Official attribution of the Microsoft Exchange Server attacks: allies say it was China.
Monday morning the US, with the concurrence of the Four other Eyes, NATO, Japan, and the European Union, formally attributed an attack on Microsoft Exchange Server to China's Ministry of State Security. The attribution has long been expected. On May 2nd, Microsoft itself had attributed the incident to Hafnium, which it identified as a "state-sponsored threat actor" that "operates from China." NSA, CISA, and the FBI have issued a joint cybersecurity advisory this morning on behalf of the US Government that outlines the basis for the attribution, the tactics, techniques, and procedures the Ministry of State Security employed, and a range of suggested mitigations.
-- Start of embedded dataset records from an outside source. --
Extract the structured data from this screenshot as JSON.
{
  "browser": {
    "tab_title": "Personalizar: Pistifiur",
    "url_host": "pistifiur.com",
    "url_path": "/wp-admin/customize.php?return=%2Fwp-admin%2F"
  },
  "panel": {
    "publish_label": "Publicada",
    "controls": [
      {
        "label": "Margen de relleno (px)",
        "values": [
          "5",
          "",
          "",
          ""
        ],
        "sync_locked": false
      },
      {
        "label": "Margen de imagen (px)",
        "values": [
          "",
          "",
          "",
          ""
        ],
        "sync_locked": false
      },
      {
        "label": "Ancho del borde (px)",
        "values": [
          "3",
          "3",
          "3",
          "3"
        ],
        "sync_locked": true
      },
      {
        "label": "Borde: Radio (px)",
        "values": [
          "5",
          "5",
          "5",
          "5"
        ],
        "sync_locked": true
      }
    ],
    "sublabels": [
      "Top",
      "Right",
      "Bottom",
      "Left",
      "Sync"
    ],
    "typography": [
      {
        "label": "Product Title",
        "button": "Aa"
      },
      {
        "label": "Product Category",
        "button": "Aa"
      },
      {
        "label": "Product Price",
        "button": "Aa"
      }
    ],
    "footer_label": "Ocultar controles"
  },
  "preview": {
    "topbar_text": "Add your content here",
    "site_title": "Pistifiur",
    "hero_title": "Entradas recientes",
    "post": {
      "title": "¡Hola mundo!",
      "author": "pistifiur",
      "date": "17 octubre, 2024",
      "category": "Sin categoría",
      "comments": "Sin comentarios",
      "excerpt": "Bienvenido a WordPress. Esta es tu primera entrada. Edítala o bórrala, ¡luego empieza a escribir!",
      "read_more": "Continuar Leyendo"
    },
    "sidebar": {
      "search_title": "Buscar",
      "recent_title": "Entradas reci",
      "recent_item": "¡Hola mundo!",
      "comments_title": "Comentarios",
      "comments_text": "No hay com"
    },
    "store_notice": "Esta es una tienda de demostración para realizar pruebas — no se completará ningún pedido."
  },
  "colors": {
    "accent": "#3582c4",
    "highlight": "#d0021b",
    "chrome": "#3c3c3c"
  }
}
The incident's official attribution to China so far involves no new sanctions or other imposition of costs, the Washington Post reports. Some officials suggest the attribution should set expectations of nation-state behavior in cyberspace.
Reuters reports that among the governments calling out China for cyberespionage is Norway's, which on Monday publicly attributed a March 10 attack on the parliamentary email system to Beijing. This official attribution has been expected for some time; Chinese intelligence services have been the leading suspect in this incident since early in their investigation. Norway made its attribution in connection with the general accusation by more than thirty nations that China had been engaged in widespread and damaging cyberattacks.
ANSSI, France's national cybersecurity agency, warned at midweek that APT31 (also known as Zirconium and Judgment Panda, a Chinese industrial espionage group), is hijacking home routers to lend resilience to its attack infrastructure.